Similarly, if you want to match all characters, despite their occurence, you can use the ‘.’ symbol. This isn’t the greatest method to pick characters but works in cases where being tidy isn’t a requirement. Give it a run and see if it matches all characters.
One tip is - never over-use the dot! You should make use of negated character sets or keep the usage of the dot minimal to avoid issues with extracting intended data.
Boundaries
If you’d like to capture a word that’s not bounded by an character or separated by a whitespace character, you can use word boundaries. It’ll match the word as many times as it appears in the text and isn’t followed by any alpha-numeric character(s).
\bHi\b
Will return ‘Hi’ on the text ‘Hi there’ and no results on “I’m Hilarry” (because it’s followed by an ‘l’). If you wish to negate this effect, you can use the ‘\B’ identifier which will negate the effect
Alterations
At times, you’ll want to select either one of a few regular expressions from a list. Unfortunately, the character classes only help with the individual characters. You can utilize the paranthesis ‘()’ symbol to group a few expressions together. Using the ‘|’ symbol with these can help you alternate between the choices. Let’s see how it works:
gr(ay|ey)
This will match both ‘gray’ and ‘grey’ on separate lines. Because now the expression can alternate between the two options you’ve presented. This is called ‘grouping’ of expressions together and is a powerful feature.

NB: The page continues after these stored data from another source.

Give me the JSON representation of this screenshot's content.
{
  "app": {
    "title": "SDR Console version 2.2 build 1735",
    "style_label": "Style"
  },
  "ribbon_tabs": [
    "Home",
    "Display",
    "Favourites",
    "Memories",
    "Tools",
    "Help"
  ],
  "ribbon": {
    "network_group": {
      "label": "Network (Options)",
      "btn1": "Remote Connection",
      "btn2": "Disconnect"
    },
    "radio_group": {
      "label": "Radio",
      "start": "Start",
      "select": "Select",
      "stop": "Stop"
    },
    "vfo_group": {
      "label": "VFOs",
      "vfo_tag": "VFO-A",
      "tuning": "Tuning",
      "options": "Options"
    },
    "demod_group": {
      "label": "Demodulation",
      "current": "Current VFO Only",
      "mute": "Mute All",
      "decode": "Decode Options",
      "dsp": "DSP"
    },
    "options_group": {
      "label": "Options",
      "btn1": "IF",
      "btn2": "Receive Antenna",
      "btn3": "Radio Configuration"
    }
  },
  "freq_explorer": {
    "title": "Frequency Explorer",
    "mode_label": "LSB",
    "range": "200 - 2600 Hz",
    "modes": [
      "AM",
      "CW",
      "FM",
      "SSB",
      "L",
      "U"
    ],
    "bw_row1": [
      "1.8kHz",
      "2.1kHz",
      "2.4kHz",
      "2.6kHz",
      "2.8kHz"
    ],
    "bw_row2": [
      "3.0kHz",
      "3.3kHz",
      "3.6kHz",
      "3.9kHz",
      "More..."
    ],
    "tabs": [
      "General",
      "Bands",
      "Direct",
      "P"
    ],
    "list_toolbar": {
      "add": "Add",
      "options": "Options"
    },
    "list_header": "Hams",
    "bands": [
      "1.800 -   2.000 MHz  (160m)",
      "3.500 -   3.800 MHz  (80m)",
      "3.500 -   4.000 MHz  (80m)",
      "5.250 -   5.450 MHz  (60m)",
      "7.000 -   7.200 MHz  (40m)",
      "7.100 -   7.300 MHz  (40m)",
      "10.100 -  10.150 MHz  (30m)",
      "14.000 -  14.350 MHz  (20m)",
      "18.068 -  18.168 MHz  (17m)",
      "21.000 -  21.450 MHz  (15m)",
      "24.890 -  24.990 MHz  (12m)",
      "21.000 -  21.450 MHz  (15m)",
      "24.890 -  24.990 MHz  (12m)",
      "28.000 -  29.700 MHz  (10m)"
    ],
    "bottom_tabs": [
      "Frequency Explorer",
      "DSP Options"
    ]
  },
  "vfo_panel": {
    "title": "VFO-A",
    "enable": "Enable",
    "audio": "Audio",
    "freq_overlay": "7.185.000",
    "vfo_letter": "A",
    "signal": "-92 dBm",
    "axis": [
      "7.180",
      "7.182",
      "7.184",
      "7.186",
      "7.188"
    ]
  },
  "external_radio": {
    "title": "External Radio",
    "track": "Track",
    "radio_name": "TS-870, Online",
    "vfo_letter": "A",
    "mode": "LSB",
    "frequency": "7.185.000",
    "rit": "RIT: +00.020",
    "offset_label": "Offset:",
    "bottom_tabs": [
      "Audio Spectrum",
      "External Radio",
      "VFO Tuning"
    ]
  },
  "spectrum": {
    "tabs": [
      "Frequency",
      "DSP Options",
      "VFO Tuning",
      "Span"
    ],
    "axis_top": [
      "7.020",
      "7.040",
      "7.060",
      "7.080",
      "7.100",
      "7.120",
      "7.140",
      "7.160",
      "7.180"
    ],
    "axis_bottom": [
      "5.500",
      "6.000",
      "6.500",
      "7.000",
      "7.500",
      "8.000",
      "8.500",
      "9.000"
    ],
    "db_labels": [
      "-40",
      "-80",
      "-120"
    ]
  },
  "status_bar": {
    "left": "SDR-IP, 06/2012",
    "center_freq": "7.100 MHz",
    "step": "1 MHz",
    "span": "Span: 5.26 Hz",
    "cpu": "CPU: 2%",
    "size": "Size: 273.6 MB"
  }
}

You can use the ‘|’ to alternate between two expressions without using the grouping feature and it’ll still work. Using ‘ay|ey’ will work on ‘ay’ and ‘ey’ as well.
Back-references
Let’s say you’ve used the alterations in your expression. Now that it’s done, when you check the matched portions, you’ll have captured groups or better called ‘capturing groups’. This will be the text or the string which was matched using your regular expression from the provided or sample text. Once it’s in the captured group, you can utilize the match in other searches, and that is done via back-references.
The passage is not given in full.